Cinderella man nos habla, ante todo, de los valores fundamentales de la familia. Veremos cómo partiendo de una idea fundamental y de unos principios irrenunciables, el protagonista es capaz de renunciar a todo y de convertirse  en un auténtico héroe, e incluso en un icono para la estremecida masa que sufre la terrible recesión económica que sumió a Estados Unidos.

En cuanto al estilo, cabe destacar que la película mantiene, en todo momento, un discurso paralelo entre la escena argumentativa y la representación poética. De este modo, cada situación que se da en el cuadrilátero, representa de una manera pictórica, lo que se está narrando o se narrará a continuación. Dentro de este diálogo entre estilos narrativos, destacaré las tres situaciones, que a mi modo de ver, configuran el argumento:

  1. Periodo feliz: Se presenta una familia de clase media, acomodada, y un protagonista triunfador que persigue sus propias metas.
  2. Transición: El protagonista se lesiona la mano. Tras esto se anuncia la gran depresión.
  3. La lucha: En esta etapa vemos cómo el protagonista sufre una transformación y se enfrenta a su destino como jamás lo había hecho. Esto no sólo le conduce a salvar a su familia, sino al perfeccionamiento y a alcanzar un nivel no sospechado anteriormente.
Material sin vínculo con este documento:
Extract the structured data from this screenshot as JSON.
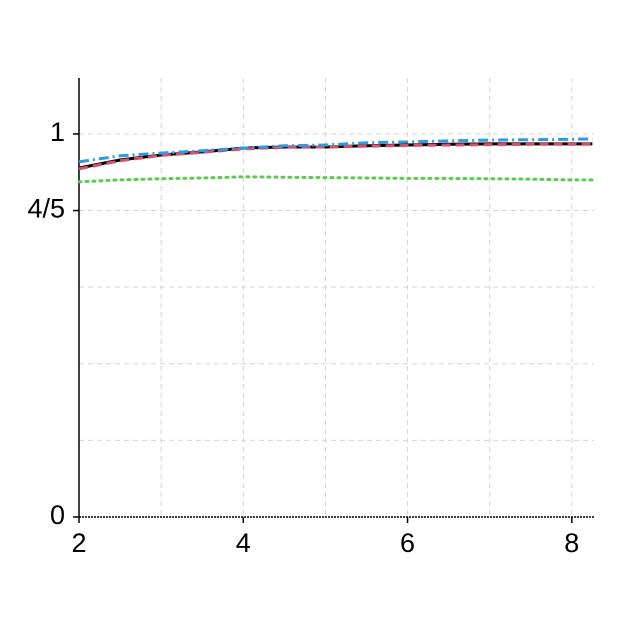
{
  "chart_data": {
    "type": "line",
    "x": [
      2,
      2.5,
      3,
      3.5,
      4,
      4.5,
      5,
      5.5,
      6,
      6.5,
      7,
      7.5,
      8,
      8.25
    ],
    "series": [
      {
        "color": "#000000",
        "dash": "solid",
        "values": [
          0.911,
          0.932,
          0.945,
          0.953,
          0.963,
          0.966,
          0.966,
          0.969,
          0.971,
          0.973,
          0.974,
          0.974,
          0.974,
          0.974
        ]
      },
      {
        "color": "#d6506e",
        "dash": "dashed",
        "values": [
          0.909,
          0.93,
          0.944,
          0.952,
          0.961,
          0.965,
          0.966,
          0.968,
          0.97,
          0.971,
          0.972,
          0.973,
          0.973,
          0.973
        ]
      },
      {
        "color": "#2e9be0",
        "dash": "dashdot",
        "values": [
          0.927,
          0.943,
          0.95,
          0.956,
          0.963,
          0.969,
          0.971,
          0.977,
          0.979,
          0.982,
          0.984,
          0.985,
          0.986,
          0.987
        ]
      },
      {
        "color": "#5dc94f",
        "dash": "dotted",
        "values": [
          0.875,
          0.88,
          0.883,
          0.885,
          0.888,
          0.887,
          0.886,
          0.885,
          0.884,
          0.884,
          0.883,
          0.882,
          0.88,
          0.88
        ]
      }
    ],
    "xlim": [
      2,
      8.27
    ],
    "ylim": [
      0,
      1.146
    ],
    "xticks": [
      2,
      4,
      6,
      8
    ],
    "xminor": [
      3,
      5,
      7
    ],
    "yticks": [
      0,
      {
        "value": 0.8,
        "label": "4/5"
      },
      1
    ],
    "yminor": [
      0.2,
      0.4,
      0.6
    ],
    "grid": true
  }
}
En cuanto al aspecto educativo, vemos, como decía al principio, que jamás se renuncia a unos principios fundamentales, aunque la supervivencia dependa de ello. Dichos principios son los que construyen al ser humano y le hacen madurar de forma equilibrada. La acción de renunciar a ellos, a favor del bienestar, parece que conduce a la salvación, pero esta será efímera, pues es la destrucción la que le sigue. Esto viene representado también en la película. Vemos cómo el personaje que abandona a su familia a su suerte acaba sus días envuelto en el caos y la confusión, pues no ha sabido establecer sus objetivos, ha errado y finalmente ha caído.

Aquello que nos hace anhelar, alcanzar la virtud del protagonista, es su capacidad para renunciar a todo, incluso a sí mismo, el hecho de asimilar la auto-negación sistemática a favor de su familia.

Dentro de este diálogo poético que mencionaba al principio, quiero destacar aquella parte en que el protagonista se levanta nuevamente, desafiando al fracaso hasta el imposible, y su rival, que se creía vencedor, le contempla atemorizado “¡no es el mismo!”. El protagonista, más adelante, en otro contexto, responde: “ahora sé por lo que lucho”. Es esto lo que le hace invencible, pero ¿por qué lucha? Su objetivo fundamental y supremo, es mantener unida a la familia ocurra lo que ocurra.

Hemos visto la historia de un hombre triunfador, aunque bien podríamos haber visto la de un hombre que fracasara en su lucha, que se rindiera, e incluso que mantuviera unida a su familia, sin llegar a ver, personalmente, días mejores. En dichos perfiles hay un elemento fundamental común: Se tenga éxito o se fracase, es la actitud de los padres la que integrará, de forma fundamental, la personalidad de los hijos.